To improve search performance, the neighborhoods for a search are cached on the search nodes. This means that similar searches — searches that target the same neighborhoods — can be read from the cache rather than making a round trip to the storage layer. This caching approach, based on locality, uses the geometric distance between neighborhoods and is referred to as "geometric caching."

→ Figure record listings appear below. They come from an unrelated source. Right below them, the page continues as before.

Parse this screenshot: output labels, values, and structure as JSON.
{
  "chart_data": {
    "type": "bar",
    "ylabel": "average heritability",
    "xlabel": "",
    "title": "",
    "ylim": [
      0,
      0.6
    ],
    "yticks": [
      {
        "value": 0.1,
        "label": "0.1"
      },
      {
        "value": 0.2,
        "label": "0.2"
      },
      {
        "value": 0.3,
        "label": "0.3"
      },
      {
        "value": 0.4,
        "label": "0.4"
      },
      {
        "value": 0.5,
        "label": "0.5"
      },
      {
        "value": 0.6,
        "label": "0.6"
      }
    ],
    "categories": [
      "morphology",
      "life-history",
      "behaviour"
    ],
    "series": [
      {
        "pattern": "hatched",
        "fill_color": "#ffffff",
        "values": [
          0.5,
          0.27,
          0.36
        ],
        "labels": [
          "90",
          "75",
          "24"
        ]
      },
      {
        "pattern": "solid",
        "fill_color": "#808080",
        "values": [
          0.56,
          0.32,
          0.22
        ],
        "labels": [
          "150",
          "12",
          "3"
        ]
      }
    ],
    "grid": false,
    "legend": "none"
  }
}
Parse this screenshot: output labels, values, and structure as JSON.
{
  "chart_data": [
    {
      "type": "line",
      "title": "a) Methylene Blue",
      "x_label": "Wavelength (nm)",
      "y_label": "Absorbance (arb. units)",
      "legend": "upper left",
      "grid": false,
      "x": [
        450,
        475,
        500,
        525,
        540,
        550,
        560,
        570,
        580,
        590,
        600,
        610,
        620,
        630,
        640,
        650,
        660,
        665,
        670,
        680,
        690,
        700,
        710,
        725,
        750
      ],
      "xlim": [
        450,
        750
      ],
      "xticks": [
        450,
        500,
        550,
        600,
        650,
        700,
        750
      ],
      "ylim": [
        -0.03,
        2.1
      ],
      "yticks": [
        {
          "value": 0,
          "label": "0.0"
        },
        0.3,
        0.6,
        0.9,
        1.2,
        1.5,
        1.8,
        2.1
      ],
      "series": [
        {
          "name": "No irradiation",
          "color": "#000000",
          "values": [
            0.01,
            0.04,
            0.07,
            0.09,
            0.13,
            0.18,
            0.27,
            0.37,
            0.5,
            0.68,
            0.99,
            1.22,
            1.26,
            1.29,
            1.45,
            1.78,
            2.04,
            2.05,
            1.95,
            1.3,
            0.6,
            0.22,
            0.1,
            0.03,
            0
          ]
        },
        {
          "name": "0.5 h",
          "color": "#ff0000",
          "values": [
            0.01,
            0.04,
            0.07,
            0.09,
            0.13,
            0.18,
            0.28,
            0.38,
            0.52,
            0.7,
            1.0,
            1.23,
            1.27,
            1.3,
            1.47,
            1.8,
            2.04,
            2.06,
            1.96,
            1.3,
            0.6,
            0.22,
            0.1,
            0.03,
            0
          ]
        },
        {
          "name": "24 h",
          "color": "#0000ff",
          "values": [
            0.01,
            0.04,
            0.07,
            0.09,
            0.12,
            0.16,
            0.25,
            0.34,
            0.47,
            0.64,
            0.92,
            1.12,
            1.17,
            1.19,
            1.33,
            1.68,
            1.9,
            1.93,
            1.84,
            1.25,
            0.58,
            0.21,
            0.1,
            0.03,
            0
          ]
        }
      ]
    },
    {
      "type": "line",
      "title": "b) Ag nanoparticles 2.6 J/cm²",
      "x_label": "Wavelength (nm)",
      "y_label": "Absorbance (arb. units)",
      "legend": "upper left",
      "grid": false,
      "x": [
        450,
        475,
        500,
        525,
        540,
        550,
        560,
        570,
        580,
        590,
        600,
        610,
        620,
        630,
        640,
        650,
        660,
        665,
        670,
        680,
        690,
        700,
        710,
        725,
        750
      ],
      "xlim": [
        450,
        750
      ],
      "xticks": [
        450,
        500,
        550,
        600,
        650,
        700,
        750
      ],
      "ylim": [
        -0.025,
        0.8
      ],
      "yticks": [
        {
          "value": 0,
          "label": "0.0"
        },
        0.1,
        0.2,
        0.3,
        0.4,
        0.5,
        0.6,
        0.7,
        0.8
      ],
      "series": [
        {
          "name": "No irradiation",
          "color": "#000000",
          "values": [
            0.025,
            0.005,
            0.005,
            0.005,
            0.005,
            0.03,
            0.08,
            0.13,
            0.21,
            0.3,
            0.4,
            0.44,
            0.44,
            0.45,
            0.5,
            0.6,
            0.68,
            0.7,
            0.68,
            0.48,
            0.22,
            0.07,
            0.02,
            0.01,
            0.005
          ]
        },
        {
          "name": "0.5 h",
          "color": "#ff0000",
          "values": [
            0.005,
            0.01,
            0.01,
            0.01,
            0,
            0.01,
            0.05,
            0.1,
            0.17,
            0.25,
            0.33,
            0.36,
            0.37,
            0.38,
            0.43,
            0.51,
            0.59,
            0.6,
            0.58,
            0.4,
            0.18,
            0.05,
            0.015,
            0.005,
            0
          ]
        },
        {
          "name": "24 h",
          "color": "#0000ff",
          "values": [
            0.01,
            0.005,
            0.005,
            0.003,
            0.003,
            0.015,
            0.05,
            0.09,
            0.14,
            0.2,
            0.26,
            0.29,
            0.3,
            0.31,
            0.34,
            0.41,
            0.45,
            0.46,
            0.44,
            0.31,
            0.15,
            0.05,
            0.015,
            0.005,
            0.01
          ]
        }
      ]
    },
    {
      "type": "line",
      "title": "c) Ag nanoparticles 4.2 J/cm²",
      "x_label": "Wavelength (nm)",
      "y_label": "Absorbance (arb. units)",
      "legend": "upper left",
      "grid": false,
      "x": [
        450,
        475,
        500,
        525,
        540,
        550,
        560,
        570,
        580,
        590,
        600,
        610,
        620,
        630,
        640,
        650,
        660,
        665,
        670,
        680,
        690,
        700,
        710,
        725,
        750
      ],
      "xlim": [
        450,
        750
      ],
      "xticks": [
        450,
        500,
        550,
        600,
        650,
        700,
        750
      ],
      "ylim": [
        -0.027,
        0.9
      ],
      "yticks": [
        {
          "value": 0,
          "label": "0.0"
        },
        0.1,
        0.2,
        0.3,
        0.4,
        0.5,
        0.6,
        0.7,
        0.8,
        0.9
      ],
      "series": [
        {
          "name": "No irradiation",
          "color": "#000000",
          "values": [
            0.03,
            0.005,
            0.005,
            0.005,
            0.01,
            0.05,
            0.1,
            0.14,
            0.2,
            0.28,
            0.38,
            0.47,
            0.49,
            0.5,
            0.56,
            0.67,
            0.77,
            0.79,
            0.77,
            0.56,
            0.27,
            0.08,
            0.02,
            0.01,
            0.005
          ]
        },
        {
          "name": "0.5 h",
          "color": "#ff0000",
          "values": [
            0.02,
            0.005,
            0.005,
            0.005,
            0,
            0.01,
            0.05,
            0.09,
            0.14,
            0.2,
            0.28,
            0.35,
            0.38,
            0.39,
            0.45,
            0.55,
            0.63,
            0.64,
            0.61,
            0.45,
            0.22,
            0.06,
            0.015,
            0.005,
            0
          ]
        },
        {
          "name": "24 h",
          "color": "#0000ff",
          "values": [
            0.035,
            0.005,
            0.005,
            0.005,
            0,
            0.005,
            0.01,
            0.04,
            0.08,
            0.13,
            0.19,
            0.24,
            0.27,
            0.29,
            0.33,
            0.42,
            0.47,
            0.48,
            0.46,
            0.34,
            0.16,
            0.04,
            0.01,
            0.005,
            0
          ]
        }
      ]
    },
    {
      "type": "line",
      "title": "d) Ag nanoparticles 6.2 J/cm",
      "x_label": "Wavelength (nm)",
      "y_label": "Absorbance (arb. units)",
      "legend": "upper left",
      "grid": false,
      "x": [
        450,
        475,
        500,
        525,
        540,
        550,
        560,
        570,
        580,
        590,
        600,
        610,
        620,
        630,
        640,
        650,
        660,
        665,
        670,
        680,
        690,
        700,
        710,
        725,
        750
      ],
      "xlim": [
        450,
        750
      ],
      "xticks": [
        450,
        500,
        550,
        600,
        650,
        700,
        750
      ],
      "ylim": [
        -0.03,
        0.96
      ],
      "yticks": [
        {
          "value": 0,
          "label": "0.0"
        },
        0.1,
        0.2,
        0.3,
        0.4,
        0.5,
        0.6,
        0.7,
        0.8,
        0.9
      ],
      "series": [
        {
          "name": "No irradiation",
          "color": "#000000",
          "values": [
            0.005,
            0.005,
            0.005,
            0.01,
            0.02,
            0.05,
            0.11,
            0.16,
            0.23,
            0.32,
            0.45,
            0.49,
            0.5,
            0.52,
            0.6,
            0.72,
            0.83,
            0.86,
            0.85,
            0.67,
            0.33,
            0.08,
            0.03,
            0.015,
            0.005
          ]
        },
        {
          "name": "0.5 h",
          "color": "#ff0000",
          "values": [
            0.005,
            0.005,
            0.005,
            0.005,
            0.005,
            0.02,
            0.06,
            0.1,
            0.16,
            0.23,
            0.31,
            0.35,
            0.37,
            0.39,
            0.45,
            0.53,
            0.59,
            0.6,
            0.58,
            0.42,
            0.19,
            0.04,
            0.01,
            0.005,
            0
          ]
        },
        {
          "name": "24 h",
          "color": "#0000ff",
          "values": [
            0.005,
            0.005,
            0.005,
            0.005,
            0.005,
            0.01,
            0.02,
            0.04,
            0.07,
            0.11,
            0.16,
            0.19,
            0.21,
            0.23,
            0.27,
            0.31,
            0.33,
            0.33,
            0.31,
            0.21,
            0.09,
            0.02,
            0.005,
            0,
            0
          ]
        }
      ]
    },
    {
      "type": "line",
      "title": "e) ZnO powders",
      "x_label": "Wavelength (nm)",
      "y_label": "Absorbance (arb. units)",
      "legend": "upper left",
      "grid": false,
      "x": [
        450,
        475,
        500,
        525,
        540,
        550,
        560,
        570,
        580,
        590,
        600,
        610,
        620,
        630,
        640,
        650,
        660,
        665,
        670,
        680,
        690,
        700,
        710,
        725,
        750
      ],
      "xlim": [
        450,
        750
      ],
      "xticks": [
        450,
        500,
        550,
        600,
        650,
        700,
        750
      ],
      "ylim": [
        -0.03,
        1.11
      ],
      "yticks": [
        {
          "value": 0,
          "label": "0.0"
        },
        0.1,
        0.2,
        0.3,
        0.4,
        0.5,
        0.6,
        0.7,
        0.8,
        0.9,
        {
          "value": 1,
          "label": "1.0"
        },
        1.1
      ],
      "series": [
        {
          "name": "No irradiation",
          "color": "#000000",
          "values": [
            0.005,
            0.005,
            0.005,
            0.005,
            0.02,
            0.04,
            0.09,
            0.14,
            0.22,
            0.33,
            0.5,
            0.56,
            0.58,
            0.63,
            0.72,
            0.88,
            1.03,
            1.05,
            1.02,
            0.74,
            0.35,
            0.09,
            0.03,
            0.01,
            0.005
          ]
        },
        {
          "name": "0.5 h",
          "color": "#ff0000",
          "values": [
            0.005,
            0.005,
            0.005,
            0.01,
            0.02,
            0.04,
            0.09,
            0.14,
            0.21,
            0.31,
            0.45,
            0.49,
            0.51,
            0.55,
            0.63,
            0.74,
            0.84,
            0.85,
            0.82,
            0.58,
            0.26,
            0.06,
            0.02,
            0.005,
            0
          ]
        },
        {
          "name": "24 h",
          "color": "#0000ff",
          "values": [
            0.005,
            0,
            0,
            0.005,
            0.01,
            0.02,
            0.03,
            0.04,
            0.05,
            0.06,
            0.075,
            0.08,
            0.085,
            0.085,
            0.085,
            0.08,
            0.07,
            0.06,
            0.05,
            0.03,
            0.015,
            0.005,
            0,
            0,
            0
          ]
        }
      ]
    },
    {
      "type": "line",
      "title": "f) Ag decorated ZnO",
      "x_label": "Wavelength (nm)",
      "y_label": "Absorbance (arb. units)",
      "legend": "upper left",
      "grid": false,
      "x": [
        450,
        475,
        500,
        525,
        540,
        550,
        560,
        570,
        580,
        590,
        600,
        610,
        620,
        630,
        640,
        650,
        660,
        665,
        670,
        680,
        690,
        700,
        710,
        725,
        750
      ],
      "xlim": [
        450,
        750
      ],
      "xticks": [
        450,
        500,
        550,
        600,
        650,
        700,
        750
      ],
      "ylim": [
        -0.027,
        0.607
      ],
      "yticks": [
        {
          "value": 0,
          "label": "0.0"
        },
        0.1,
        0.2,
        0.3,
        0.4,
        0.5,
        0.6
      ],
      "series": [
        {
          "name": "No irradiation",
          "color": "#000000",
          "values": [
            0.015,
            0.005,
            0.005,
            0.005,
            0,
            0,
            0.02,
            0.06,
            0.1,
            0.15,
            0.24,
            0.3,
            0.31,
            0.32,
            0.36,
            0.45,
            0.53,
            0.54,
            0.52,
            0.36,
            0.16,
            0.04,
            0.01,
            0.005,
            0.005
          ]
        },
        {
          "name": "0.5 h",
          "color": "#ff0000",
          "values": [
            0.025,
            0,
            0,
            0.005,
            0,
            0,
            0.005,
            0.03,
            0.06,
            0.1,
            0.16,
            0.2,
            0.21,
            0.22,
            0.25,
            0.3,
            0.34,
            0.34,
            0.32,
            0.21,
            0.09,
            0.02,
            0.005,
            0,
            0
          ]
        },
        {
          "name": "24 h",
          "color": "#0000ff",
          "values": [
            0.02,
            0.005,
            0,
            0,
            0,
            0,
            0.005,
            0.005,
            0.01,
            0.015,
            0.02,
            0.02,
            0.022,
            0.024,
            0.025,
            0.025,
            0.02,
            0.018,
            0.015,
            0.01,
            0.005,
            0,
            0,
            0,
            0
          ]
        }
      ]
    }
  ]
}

In addition to geometric caching, Aerospike Vector Search (AVS) directs searches to the node most likely to have the index cached. This prevents additional network hops on queries and further improves performance.

Geometric allocation

The HNSW index is cached on AVS nodes based on the location of each neighborhood layer using a k-means distribution algorithm known as the Voronoi technique. This establishes "centroids" for different areas of the cache, and caches neighborhoods of the index that are close to one another. With this approach, a cache distribution can scale effectively both horizontally and vertically.

image

tip

By default, AVS only caches the HNSW index records. For optimal performance, you can configure caching vector records

Query steering

To take advantage of the geometric distribution of the HNSW caching layers, each AVS node is aware of the best location in the index to perform the query. AVS nodes route the query to the appropriate node when performing an HNSW traversal.

note

Query steering occurs regardless of whether or not you use a load balancer. See details about using a load balancer in our system diagram.

Query steering allows AVS to scale horizontally for performance and throughput without having to add more nodes.

tip

You can monitor for query steering by filtering for proxy-out requests on an AVS node.

All in-memory caching

For optimal performance, we recommend that you scale your cache size to approach 100% of cache hits. This depends on the nature of your dataset and data pipeline, and is ideal for smaller datasets that are relatively static. To achieve this, set a large cache size and a long or infinite expiration.

For details about cache configuration options, see Configuring AVS.